Vento del Nord

Il 24 maggio 2012 alla presenza dell’allora Presidente della Repubblica Giorgio Napolitano avvennero dei funerali particolari a Corleone. Sì perché il defunto in verità era scomparso nel nulla la sera del 10 marzo 1948. Stiamo parlando di Placido Rizzotto, segretario della Camera del lavoro di Corleone, vittima della mafia come tanti altri sindacalisti prima e dopo di lui.

Ho appreso la storia di Placido Rizzotto credo sei anni fa, quando ragazzino ho assistito ad uno spettacolo, un “cunto” per l’esattezza, dell’artista augustano Alessio Di Modica dal titolo “Ossa”. In esso due storie si intrecciano “La fiaba dell’osso che canta”, un racconto popolare, e la vicenda purtroppo reale di Placido Rizzotto, le cui ossa anche alla fine canteranno.

La storia di Placido è veramente emblematica e testimonia come la mafia uccide sì gli uomini, ma non ne può oscurare la grandezza e le azioni. Nato a Corleone, dove la terra era in mano alla mafia latifondista, Placido era un contadino semianalfabeta il cui padre era stato in carcere per omertà mafiosa.  Partecipa alla Seconda guerra mondiale, ma dopo l’armistizio fa una scelta che gli cambierà la vita, diventa partigiano lottando contro i nazifascisti in Carnia.

Placido imparò lì che gli uomini nascono tutti uguali e liberi e che occorreva lottare per affermare questi diritti naturali, anche a rischio della propria vita.

Ed è quello che fece quando ritornò a Corleone, insegnando ai poveri contadini a non piegare la testa davanti ai latifondisti. Ed essi lo seguirono occupando le terre incolte o mal coltivati con le bandiere rosse al vento. “Vento del Nord”,così chiamavano Placido, perché aveva portato in quell’angolo remoto della Sicilia un nuovo spirito ribelle.
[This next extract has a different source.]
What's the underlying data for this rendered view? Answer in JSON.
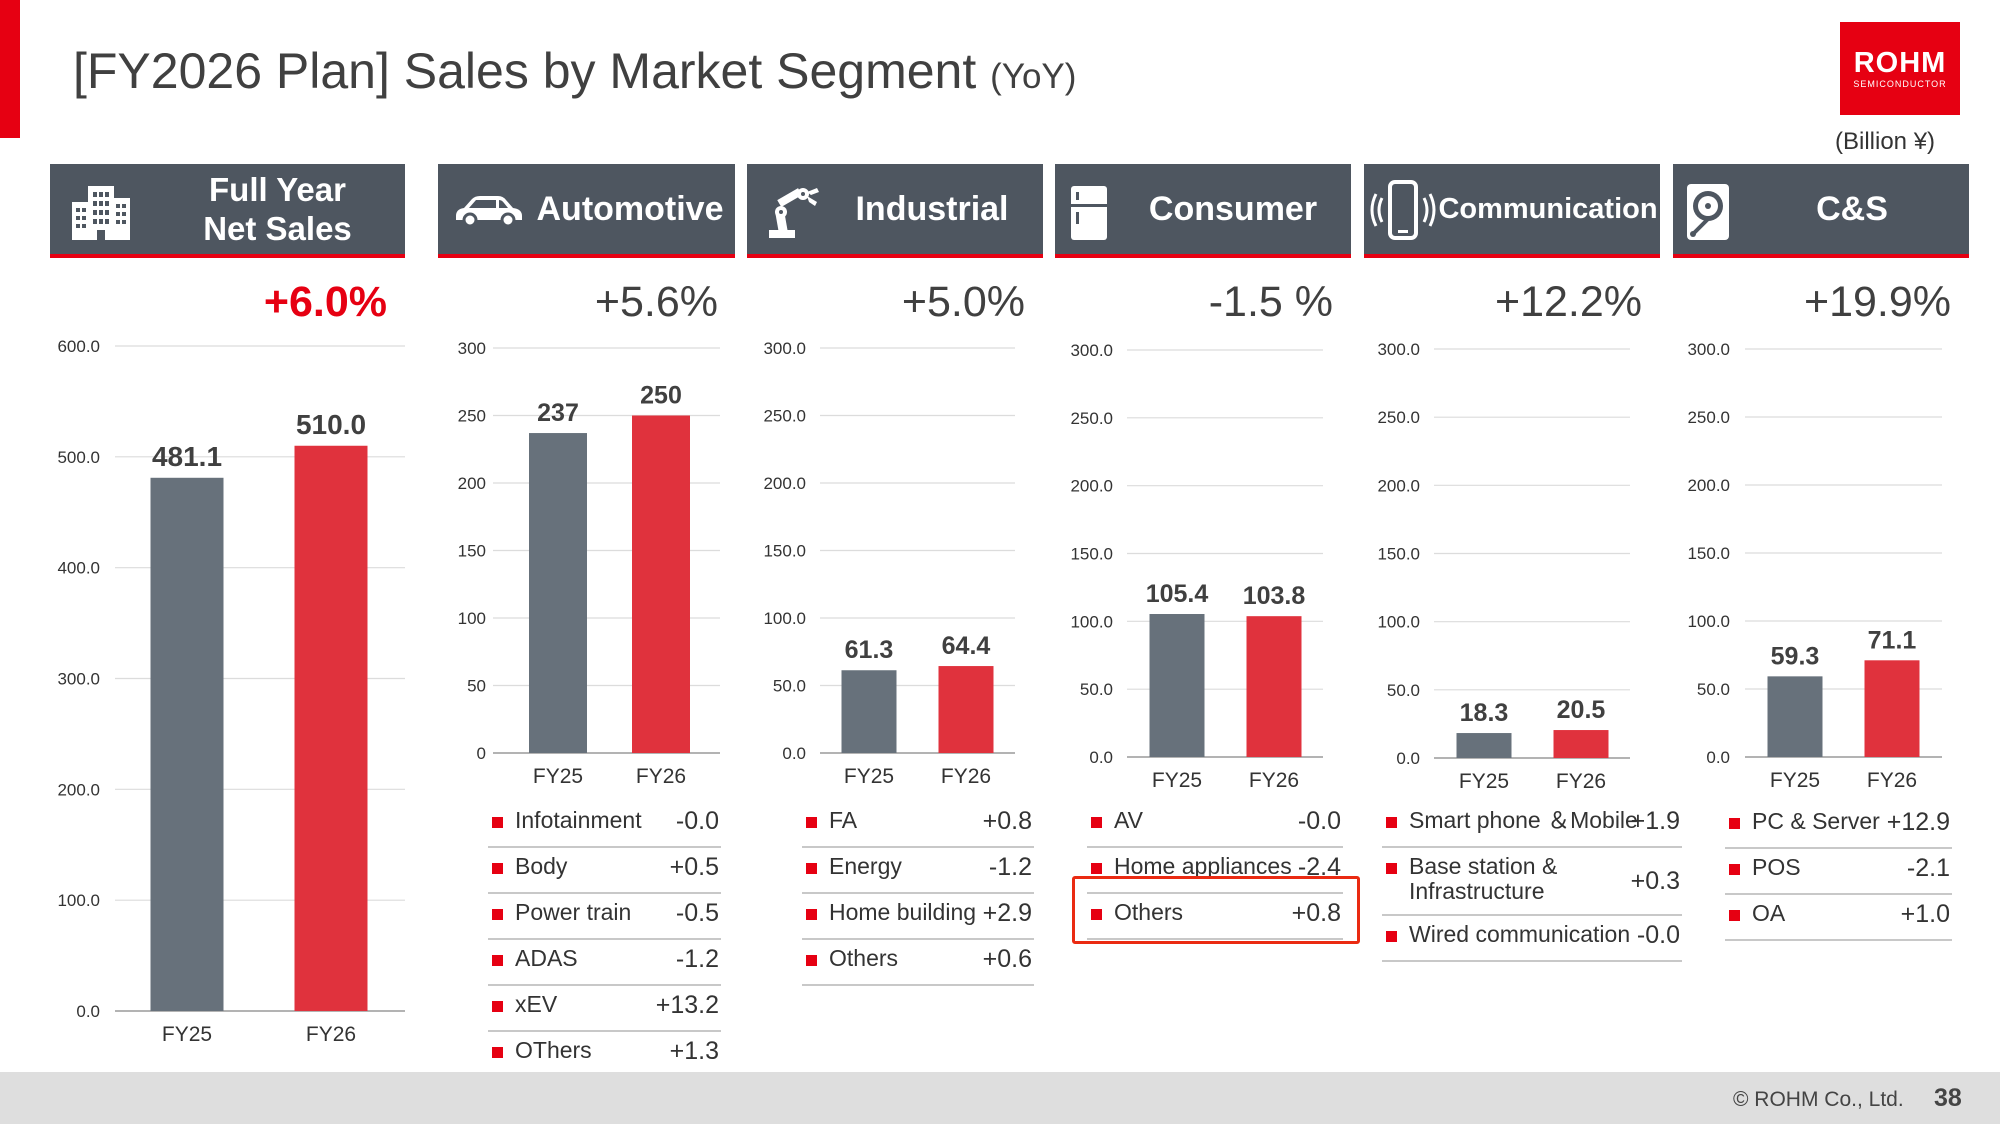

Ma se ne accorsero anche i signori della lupara che la sera del 10 marzo 1948 lo ammazzarono, buttandone le ossa in qualche dirupo di montagna. Zittire per sempre Placido tuttavia non bastò a fermare il sindacalismo: infatti a prendere il posto di Placido arrivò a Corleone Pio La Torre, il futuro dirigente del PCI, che per il suo impegno contro la mafia, morirà assassinato a Palermo nel 1982. Per uno strano caso del destino nella storia di Placido vi fu il convergere anche di un’altra grande figura della lotta a Cosa nostra: per indagare sull’omicidio dì Placido arrivò a Corleone il giovane capitano dei carabinieri Carlo Alberto Dalla Chiesa, che scoprì gli assassini, ma che troverà anche lui la morte come prefetto a Palermo sempre nell’82.        .

La mafia del feudo aveva i giorni contati. Finalmente il 22 novembre 1950 arrivò la tanto attesa riforma agraria, che se non riuscì a risolvere del tutto il problema della miseria dei contadini (questa è un’altra triste storia), segnò però la sconfitta di quel tipo di criminalità organizzata legata ai latifondi.  

Per sessant’anni Placido Rizzotto fu cercato invano.  Il 7 luglio 2009 all’interno di una foiba di Rocca Busambra a Corleone vennero trovati dei resti, ma solo nel marzo del 2012 l’esame del DNA, comparato con quello estratto dal padre Carmelo, riesumato per lo scopo, ha confermato che essi appartenevano a Placido.

Oggi a otto anni dai suoi funerali di stato e settantadue anni dopo la sua barbara uccisione, la memoria di Placido Rizzotto è sempre viva, egli è un esempio da seguire.  La sua eredità è quella di averci indicato la via per arrivare alla giustizia. “Per farsi rispettare c’è bisogno delle parole e di una buona penna…non di atti intimidatori” -diceva.

Alla fine Placido Rizzotto e tutti gli altri sindacalisti uccisi hanno vinto, e anche se la cultura mafiosa permea molti strati della società non solo siciliana, tanti sono anche i giovani e cittadini onesti disposti a lottare.